KKQ: I did query agents for both of my trunk novels. I got very few bites with my first book. The second book, actually had two revise and resubmits from an agent, but she ultimately felt that the book did not work. Really, I just knew it was time for both of them, because I was ready to move onto something new.
Querying and Agent Hunt Process:
BBC: Who is your agent and how did you get that "Yes!" out of them?
KKQ: My agent is the amazing Alexandra Machinist. I found her the traditional way – sending out query letters and hoping for a full or partial request.
BBC: How long did you query before landing your agent?
KKQ: I received my first “I’d like to call you” about a month after I’d started sending out queries.

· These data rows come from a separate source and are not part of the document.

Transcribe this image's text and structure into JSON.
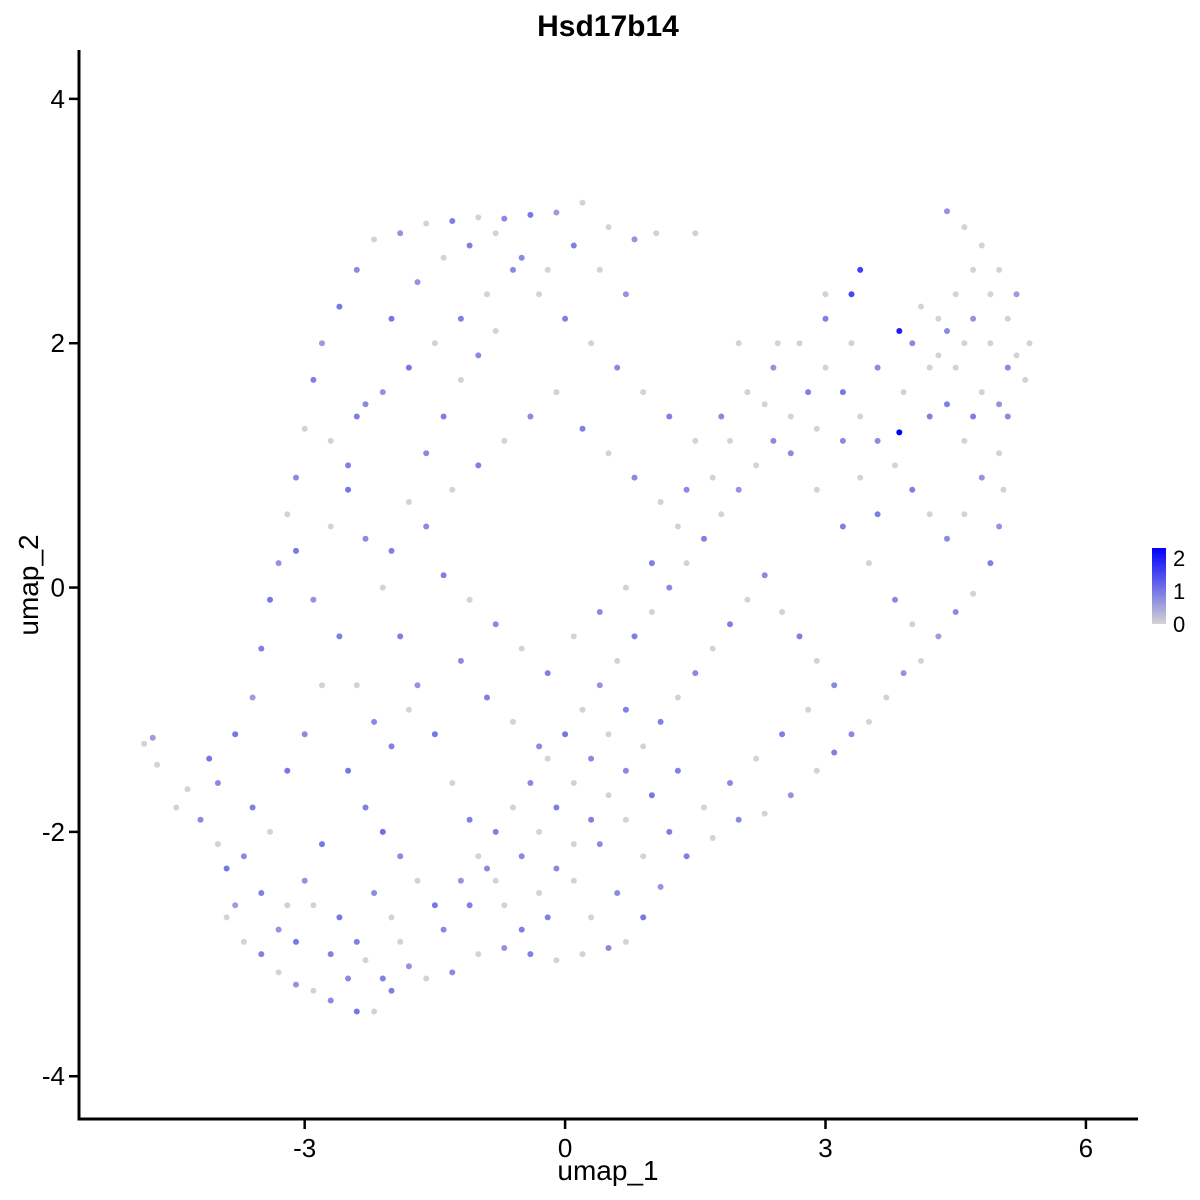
{
  "chart_data": {
    "type": "scatter",
    "title": "Hsd17b14",
    "xlabel": "umap_1",
    "ylabel": "umap_2",
    "xlim": [
      -5.6,
      6.6
    ],
    "ylim": [
      -4.35,
      4.4
    ],
    "x_ticks": [
      -3,
      0,
      3,
      6
    ],
    "y_ticks": [
      -4,
      -2,
      0,
      2,
      4
    ],
    "x_tick_labels": [
      "-3",
      "0",
      "3",
      "6"
    ],
    "y_tick_labels": [
      "-4",
      "-2",
      "0",
      "2",
      "4"
    ],
    "grid": false,
    "legend": {
      "position": "right",
      "scale_min": 0,
      "scale_max": 2.3,
      "ticks": [
        0,
        1,
        2
      ],
      "tick_labels": [
        "0",
        "1",
        "2"
      ],
      "low_color": "#d3d3d3",
      "high_color": "#0000ff"
    },
    "points": [
      [
        -4.75,
        -1.23,
        0.6
      ],
      [
        -4.85,
        -1.28,
        0
      ],
      [
        -4.7,
        -1.45,
        0
      ],
      [
        -4.48,
        -1.8,
        0
      ],
      [
        -4.35,
        -1.65,
        0
      ],
      [
        -4.1,
        -1.4,
        1
      ],
      [
        -4.2,
        -1.9,
        0.8
      ],
      [
        -4.0,
        -2.1,
        0
      ],
      [
        -3.9,
        -2.3,
        1
      ],
      [
        -3.8,
        -2.6,
        0.6
      ],
      [
        -3.7,
        -2.9,
        0
      ],
      [
        -3.5,
        -3.0,
        0.9
      ],
      [
        -3.3,
        -3.15,
        0
      ],
      [
        -3.1,
        -3.25,
        0.7
      ],
      [
        -2.9,
        -3.3,
        0
      ],
      [
        -2.7,
        -3.38,
        0.8
      ],
      [
        -2.4,
        -3.47,
        1
      ],
      [
        -2.2,
        -3.47,
        0
      ],
      [
        -2.0,
        -3.3,
        0.9
      ],
      [
        -1.8,
        -3.1,
        0.7
      ],
      [
        -4.0,
        -1.6,
        0.8
      ],
      [
        -3.8,
        -1.2,
        1
      ],
      [
        -3.6,
        -0.9,
        0.6
      ],
      [
        -3.5,
        -0.5,
        0.9
      ],
      [
        -3.4,
        -0.1,
        1
      ],
      [
        -3.3,
        0.2,
        0.7
      ],
      [
        -3.2,
        0.6,
        0
      ],
      [
        -3.1,
        0.9,
        0.8
      ],
      [
        -3.0,
        1.3,
        0
      ],
      [
        -2.9,
        1.7,
        0.9
      ],
      [
        -2.8,
        2.0,
        0.6
      ],
      [
        -2.6,
        2.3,
        1
      ],
      [
        -2.4,
        2.6,
        0.8
      ],
      [
        -2.2,
        2.85,
        0
      ],
      [
        -1.9,
        2.9,
        0.7
      ],
      [
        -1.6,
        2.98,
        0
      ],
      [
        -1.3,
        3.0,
        0.9
      ],
      [
        -1.0,
        3.03,
        0
      ],
      [
        -0.7,
        3.02,
        0.8
      ],
      [
        -0.4,
        3.05,
        1
      ],
      [
        -0.1,
        3.07,
        0.6
      ],
      [
        0.2,
        3.15,
        0
      ],
      [
        0.5,
        2.95,
        0
      ],
      [
        0.8,
        2.85,
        0.7
      ],
      [
        1.05,
        2.9,
        0
      ],
      [
        1.5,
        2.9,
        0
      ],
      [
        2.45,
        2.0,
        0
      ],
      [
        3.0,
        2.4,
        0
      ],
      [
        3.4,
        2.6,
        1.6
      ],
      [
        4.4,
        3.08,
        0.7
      ],
      [
        4.6,
        2.95,
        0
      ],
      [
        4.8,
        2.8,
        0
      ],
      [
        5.0,
        2.6,
        0
      ],
      [
        5.2,
        2.4,
        0.6
      ],
      [
        5.35,
        2.0,
        0
      ],
      [
        5.3,
        1.7,
        0
      ],
      [
        5.1,
        1.4,
        0.8
      ],
      [
        5.0,
        1.1,
        0
      ],
      [
        5.05,
        0.8,
        0
      ],
      [
        5.0,
        0.5,
        0.7
      ],
      [
        4.9,
        0.2,
        0.9
      ],
      [
        4.7,
        -0.05,
        0
      ],
      [
        4.5,
        -0.2,
        0.8
      ],
      [
        4.3,
        -0.4,
        0.6
      ],
      [
        4.1,
        -0.6,
        0
      ],
      [
        3.9,
        -0.7,
        0.7
      ],
      [
        3.7,
        -0.9,
        0
      ],
      [
        3.5,
        -1.1,
        0
      ],
      [
        3.3,
        -1.2,
        0.8
      ],
      [
        3.1,
        -1.35,
        0.9
      ],
      [
        2.9,
        -1.5,
        0
      ],
      [
        2.6,
        -1.7,
        0.7
      ],
      [
        2.3,
        -1.85,
        0
      ],
      [
        2.0,
        -1.9,
        0.8
      ],
      [
        1.7,
        -2.05,
        0
      ],
      [
        1.4,
        -2.2,
        0.9
      ],
      [
        1.1,
        -2.45,
        0.7
      ],
      [
        0.9,
        -2.7,
        1
      ],
      [
        0.7,
        -2.9,
        0
      ],
      [
        0.5,
        -2.95,
        0.8
      ],
      [
        0.2,
        -3.0,
        0
      ],
      [
        -0.1,
        -3.05,
        0
      ],
      [
        -0.4,
        -3.0,
        0.9
      ],
      [
        -0.7,
        -2.95,
        0.7
      ],
      [
        -1.0,
        -3.0,
        0
      ],
      [
        -1.3,
        -3.15,
        0.8
      ],
      [
        -1.6,
        -3.2,
        0
      ],
      [
        3.85,
        2.1,
        2.0
      ],
      [
        3.85,
        1.27,
        2.3
      ],
      [
        3.3,
        2.4,
        1.5
      ],
      [
        -2.5,
        -1.5,
        1
      ],
      [
        -2.3,
        -1.8,
        0.9
      ],
      [
        -2.1,
        -2.0,
        1.1
      ],
      [
        -1.9,
        -2.2,
        0.8
      ],
      [
        -1.7,
        -2.4,
        0
      ],
      [
        -2.8,
        -2.1,
        1
      ],
      [
        -3.0,
        -2.4,
        0.7
      ],
      [
        -3.2,
        -2.6,
        0
      ],
      [
        -2.6,
        -2.7,
        1
      ],
      [
        -2.4,
        -2.9,
        0.9
      ],
      [
        -2.2,
        -2.5,
        0.8
      ],
      [
        -2.0,
        -2.7,
        0
      ],
      [
        -1.5,
        -2.6,
        1
      ],
      [
        -1.2,
        -2.4,
        0.7
      ],
      [
        -1.0,
        -2.2,
        0
      ],
      [
        -0.8,
        -2.0,
        0.9
      ],
      [
        -0.6,
        -1.8,
        0
      ],
      [
        -0.4,
        -1.6,
        0.8
      ],
      [
        -0.2,
        -1.4,
        0
      ],
      [
        0.0,
        -1.2,
        1
      ],
      [
        0.2,
        -1.0,
        0
      ],
      [
        0.4,
        -0.8,
        0.7
      ],
      [
        0.6,
        -0.6,
        0
      ],
      [
        0.8,
        -0.4,
        0.9
      ],
      [
        1.0,
        -0.2,
        0
      ],
      [
        1.2,
        0.0,
        0.8
      ],
      [
        1.4,
        0.2,
        0
      ],
      [
        1.6,
        0.4,
        0.9
      ],
      [
        1.8,
        0.6,
        0
      ],
      [
        2.0,
        0.8,
        0.7
      ],
      [
        2.2,
        1.0,
        0
      ],
      [
        2.4,
        1.2,
        0.8
      ],
      [
        2.6,
        1.4,
        0
      ],
      [
        2.8,
        1.6,
        0.9
      ],
      [
        3.0,
        1.8,
        0
      ],
      [
        3.2,
        1.6,
        1
      ],
      [
        3.4,
        1.4,
        0
      ],
      [
        3.6,
        1.2,
        0.8
      ],
      [
        3.8,
        1.0,
        0
      ],
      [
        4.0,
        0.8,
        0.9
      ],
      [
        4.2,
        0.6,
        0
      ],
      [
        4.4,
        0.4,
        0.8
      ],
      [
        4.6,
        0.6,
        0
      ],
      [
        4.8,
        0.9,
        0.7
      ],
      [
        4.6,
        1.2,
        0
      ],
      [
        4.4,
        1.5,
        0.9
      ],
      [
        4.2,
        1.8,
        0
      ],
      [
        4.0,
        2.0,
        0.8
      ],
      [
        4.3,
        2.2,
        0
      ],
      [
        4.5,
        2.4,
        0
      ],
      [
        4.7,
        2.2,
        0.7
      ],
      [
        4.9,
        2.0,
        0
      ],
      [
        5.1,
        1.8,
        0.8
      ],
      [
        4.8,
        1.6,
        0
      ],
      [
        4.5,
        1.8,
        0
      ],
      [
        4.2,
        1.4,
        0.9
      ],
      [
        3.9,
        1.6,
        0
      ],
      [
        3.6,
        1.8,
        0.8
      ],
      [
        3.3,
        2.0,
        0
      ],
      [
        3.0,
        2.2,
        0.9
      ],
      [
        2.7,
        2.0,
        0
      ],
      [
        2.4,
        1.8,
        0.7
      ],
      [
        2.1,
        1.6,
        0
      ],
      [
        1.8,
        1.4,
        0.8
      ],
      [
        1.5,
        1.2,
        0
      ],
      [
        1.2,
        1.4,
        0.9
      ],
      [
        0.9,
        1.6,
        0
      ],
      [
        0.6,
        1.8,
        0.8
      ],
      [
        0.3,
        2.0,
        0
      ],
      [
        0.0,
        2.2,
        0.9
      ],
      [
        -0.3,
        2.4,
        0
      ],
      [
        -0.6,
        2.6,
        0.8
      ],
      [
        -0.9,
        2.4,
        0
      ],
      [
        -1.2,
        2.2,
        0.9
      ],
      [
        -1.5,
        2.0,
        0
      ],
      [
        -1.8,
        1.8,
        1
      ],
      [
        -2.1,
        1.6,
        0.7
      ],
      [
        -2.4,
        1.4,
        0.9
      ],
      [
        -2.7,
        1.2,
        0
      ],
      [
        -2.5,
        0.8,
        1
      ],
      [
        -2.3,
        0.4,
        0.8
      ],
      [
        -2.1,
        0.0,
        0
      ],
      [
        -1.9,
        -0.4,
        0.9
      ],
      [
        -1.7,
        -0.8,
        0.7
      ],
      [
        -1.5,
        -1.2,
        1
      ],
      [
        -1.3,
        -1.6,
        0
      ],
      [
        -1.1,
        -1.9,
        0.9
      ],
      [
        -0.9,
        -2.3,
        0.8
      ],
      [
        -0.7,
        -2.6,
        0
      ],
      [
        -0.5,
        -2.8,
        0.9
      ],
      [
        -0.3,
        -2.5,
        0
      ],
      [
        -0.1,
        -2.3,
        0.8
      ],
      [
        0.1,
        -2.1,
        0
      ],
      [
        0.3,
        -1.9,
        0.9
      ],
      [
        0.5,
        -1.7,
        0
      ],
      [
        0.7,
        -1.5,
        0.8
      ],
      [
        0.9,
        -1.3,
        0
      ],
      [
        1.1,
        -1.1,
        0.9
      ],
      [
        1.3,
        -0.9,
        0
      ],
      [
        1.5,
        -0.7,
        0.8
      ],
      [
        1.7,
        -0.5,
        0
      ],
      [
        1.9,
        -0.3,
        0.9
      ],
      [
        2.1,
        -0.1,
        0
      ],
      [
        2.3,
        0.1,
        0.8
      ],
      [
        2.5,
        -0.2,
        0
      ],
      [
        2.7,
        -0.4,
        0.9
      ],
      [
        2.9,
        -0.6,
        0
      ],
      [
        3.1,
        -0.8,
        0.8
      ],
      [
        2.8,
        -1.0,
        0
      ],
      [
        2.5,
        -1.2,
        0.9
      ],
      [
        2.2,
        -1.4,
        0
      ],
      [
        1.9,
        -1.6,
        0.8
      ],
      [
        1.6,
        -1.8,
        0
      ],
      [
        1.3,
        -1.5,
        0.9
      ],
      [
        1.0,
        -1.7,
        1
      ],
      [
        0.7,
        -1.9,
        0
      ],
      [
        0.4,
        -2.1,
        0.8
      ],
      [
        0.1,
        -2.4,
        0
      ],
      [
        -0.2,
        -2.7,
        0.9
      ],
      [
        0.3,
        -2.7,
        0
      ],
      [
        0.6,
        -2.5,
        0.8
      ],
      [
        0.9,
        -2.2,
        0
      ],
      [
        1.2,
        -2.0,
        0.9
      ],
      [
        -3.6,
        -1.8,
        0.9
      ],
      [
        -3.4,
        -2.0,
        0
      ],
      [
        -3.2,
        -1.5,
        1
      ],
      [
        -3.0,
        -1.2,
        0.8
      ],
      [
        -2.8,
        -0.8,
        0
      ],
      [
        -2.6,
        -0.4,
        0.9
      ],
      [
        -2.9,
        -0.1,
        0.7
      ],
      [
        -3.1,
        0.3,
        1
      ],
      [
        -2.7,
        0.5,
        0
      ],
      [
        -2.5,
        1.0,
        0.9
      ],
      [
        -2.3,
        1.5,
        0.8
      ],
      [
        -2.0,
        2.2,
        1
      ],
      [
        -1.7,
        2.5,
        0.7
      ],
      [
        -1.4,
        2.7,
        0
      ],
      [
        -1.1,
        2.8,
        0.9
      ],
      [
        -0.8,
        2.9,
        0
      ],
      [
        -0.5,
        2.7,
        0.8
      ],
      [
        -0.2,
        2.6,
        0
      ],
      [
        0.1,
        2.8,
        0.9
      ],
      [
        0.4,
        2.6,
        0
      ],
      [
        0.7,
        2.4,
        0.7
      ],
      [
        -3.7,
        -2.2,
        0.8
      ],
      [
        -3.9,
        -2.7,
        0
      ],
      [
        -3.5,
        -2.5,
        0.9
      ],
      [
        -3.3,
        -2.8,
        0.7
      ],
      [
        -3.1,
        -2.9,
        1
      ],
      [
        -2.9,
        -2.6,
        0
      ],
      [
        -2.7,
        -3.0,
        0.9
      ],
      [
        -2.5,
        -3.2,
        0.8
      ],
      [
        -2.3,
        -3.05,
        0
      ],
      [
        -2.1,
        -3.2,
        0.9
      ],
      [
        -1.9,
        -2.9,
        0
      ],
      [
        -1.4,
        -2.8,
        0.8
      ],
      [
        -1.1,
        -2.6,
        0.9
      ],
      [
        -0.8,
        -2.4,
        0
      ],
      [
        -0.5,
        -2.2,
        0.8
      ],
      [
        -0.3,
        -2.0,
        0
      ],
      [
        -0.1,
        -1.8,
        0.9
      ],
      [
        0.1,
        -1.6,
        0
      ],
      [
        0.3,
        -1.4,
        0.8
      ],
      [
        0.5,
        -1.2,
        0
      ],
      [
        0.7,
        -1.0,
        0.9
      ],
      [
        -1.6,
        0.5,
        0.8
      ],
      [
        -1.3,
        0.8,
        0
      ],
      [
        -1.0,
        1.0,
        0.9
      ],
      [
        -0.7,
        1.2,
        0
      ],
      [
        -0.4,
        1.4,
        0.8
      ],
      [
        -0.1,
        1.6,
        0
      ],
      [
        0.2,
        1.3,
        0.9
      ],
      [
        0.5,
        1.1,
        0
      ],
      [
        0.8,
        0.9,
        0.8
      ],
      [
        1.1,
        0.7,
        0
      ],
      [
        -1.4,
        0.1,
        0.9
      ],
      [
        -1.1,
        -0.1,
        0
      ],
      [
        -0.8,
        -0.3,
        0.8
      ],
      [
        -0.5,
        -0.5,
        0
      ],
      [
        -0.2,
        -0.7,
        0.9
      ],
      [
        0.1,
        -0.4,
        0
      ],
      [
        0.4,
        -0.2,
        0.8
      ],
      [
        0.7,
        0.0,
        0
      ],
      [
        1.0,
        0.2,
        0.9
      ],
      [
        1.3,
        0.5,
        0
      ],
      [
        -1.2,
        -0.6,
        0.8
      ],
      [
        -0.9,
        -0.9,
        0.9
      ],
      [
        -0.6,
        -1.1,
        0
      ],
      [
        -0.3,
        -1.3,
        0.8
      ],
      [
        -1.8,
        -1.0,
        0
      ],
      [
        -2.0,
        -1.3,
        0.9
      ],
      [
        -2.2,
        -1.1,
        0.8
      ],
      [
        -2.4,
        -0.8,
        0
      ],
      [
        -2.0,
        0.3,
        0.9
      ],
      [
        -1.8,
        0.7,
        0
      ],
      [
        -1.6,
        1.1,
        0.8
      ],
      [
        -1.4,
        1.4,
        0.9
      ],
      [
        -1.2,
        1.7,
        0
      ],
      [
        -1.0,
        1.9,
        0.8
      ],
      [
        -0.8,
        2.1,
        0
      ],
      [
        2.0,
        2.0,
        0
      ],
      [
        2.3,
        1.5,
        0
      ],
      [
        2.6,
        1.1,
        0.8
      ],
      [
        2.9,
        0.8,
        0
      ],
      [
        3.2,
        0.5,
        0.9
      ],
      [
        3.5,
        0.2,
        0
      ],
      [
        3.8,
        -0.1,
        0.8
      ],
      [
        4.0,
        -0.3,
        0
      ],
      [
        3.6,
        0.6,
        0.9
      ],
      [
        3.4,
        0.9,
        0
      ],
      [
        3.2,
        1.2,
        0.8
      ],
      [
        2.9,
        1.3,
        0
      ],
      [
        1.7,
        0.9,
        0
      ],
      [
        1.9,
        1.2,
        0
      ],
      [
        1.4,
        0.8,
        0.8
      ],
      [
        4.7,
        2.6,
        0
      ],
      [
        4.9,
        2.4,
        0
      ],
      [
        5.1,
        2.2,
        0
      ],
      [
        5.2,
        1.9,
        0
      ],
      [
        5.0,
        1.5,
        0.7
      ],
      [
        4.6,
        2.0,
        0
      ],
      [
        4.4,
        2.1,
        0.8
      ],
      [
        4.1,
        2.3,
        0
      ],
      [
        4.3,
        1.9,
        0
      ],
      [
        4.7,
        1.4,
        0.9
      ]
    ]
  }
}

I think I sent out about 20 queries?
BBC: Any advice to aspiring writers out there on conquering query hell?
I used querytracker.net for querying all three of my novels. That was a huge help as far as finding the best agents to query and also keeping track of who I had emailed, who had responded, and how long I should expect to wait before receiving a response. I also had lots of help from other writers (including those on the querytracker forum) in getting my query letter into fighting shape.
On Being Published:
BBC: How much input do you have on cover art?
KKQ: A bit. Before the design began I was asked if I had any thoughts, and if there were any covers out there that I really loved or hated. Then when the cover was done-ish, I was emailed a copy and asked what I thought. Luckily, the HarperTeen designers are really amazing and I am counting down the days until I can reveal my cover!
BBC: What's something you learned from the process that surprised you?
KKQ: I guess the biggest surprise was how much I truly loved the revision process. I have always found first drafts to be more difficult than edits, but I had no idea how exciting it would be to receive the first revision letter from my editor and then really be able to dig into edits. Having that letter to go back to and use as a touch point just gave me so much confidence in the changes that I was making and this certainty that I was making my novel stronger.
Social Networking and Marketing:
BBC: How much of your own marketing do you do? Do you have a blog / site / Twitter?
KKQ: I put a website together for myself! That’s been my first big marketing move. You can find it at katekaryusquinn.com
I can also be found at all the other usual places.
@katekaryusquinn for Twitter.
http://pinterest.com/katekquinn/ - Pinterest
http://www.goodreads.com/author/show/5218360.Kate_Karyus_Quinn - Goodreads
katekaryusquinn.blogspot.com - Blog
BBC: When do you build your platform? After an agent? Or should you be working before?
KKQ: I started my blog in 2008, right around the time I was querying my first novel. I joined Goodreads when I was just a book lover and not an author. It took me awhile to jump on the Twitter bandwagon – I finally took the leap after my novel sold in 2011. My website is the most recent addition to my list of online links.
Building an online presence bit by bit, wasn’t really a plan (I’m not that organized, see the planner/pantser question above) but it has worked out well. I think if I had to come up with a blog and everything else all at once it would be really overwhelming.
BBC: Do you think social media helps build your readership?
KKQ: I think anyone pushing social media needs to include the disclaimer: results may vary. Some authors (see: John Green) have used social media incredibly successfully. Others have shot themselves in the foot tweeting something that maybe they should not have.
Right now if I Google my name (Not that I spend a lot of time Googling my name. It’s too much like looking in the mirror. Do it to make sure you’re not walking out the door with spinach between your teeth, but don’t do it so much that you either fall in love with or start hating yourself.) my blog is the top result. My Goodreads page and website is also on the first page. I’m happy with that.
However, if I Google “young adult author”… Urgh. Yeah, I don’t know how many of the 674,00 results I would have to wade through to find my name. I don’t want to know. And honestly I don’t care about that too much right now. I am a debut author, and everyone knows… World domination is best saved for the second book.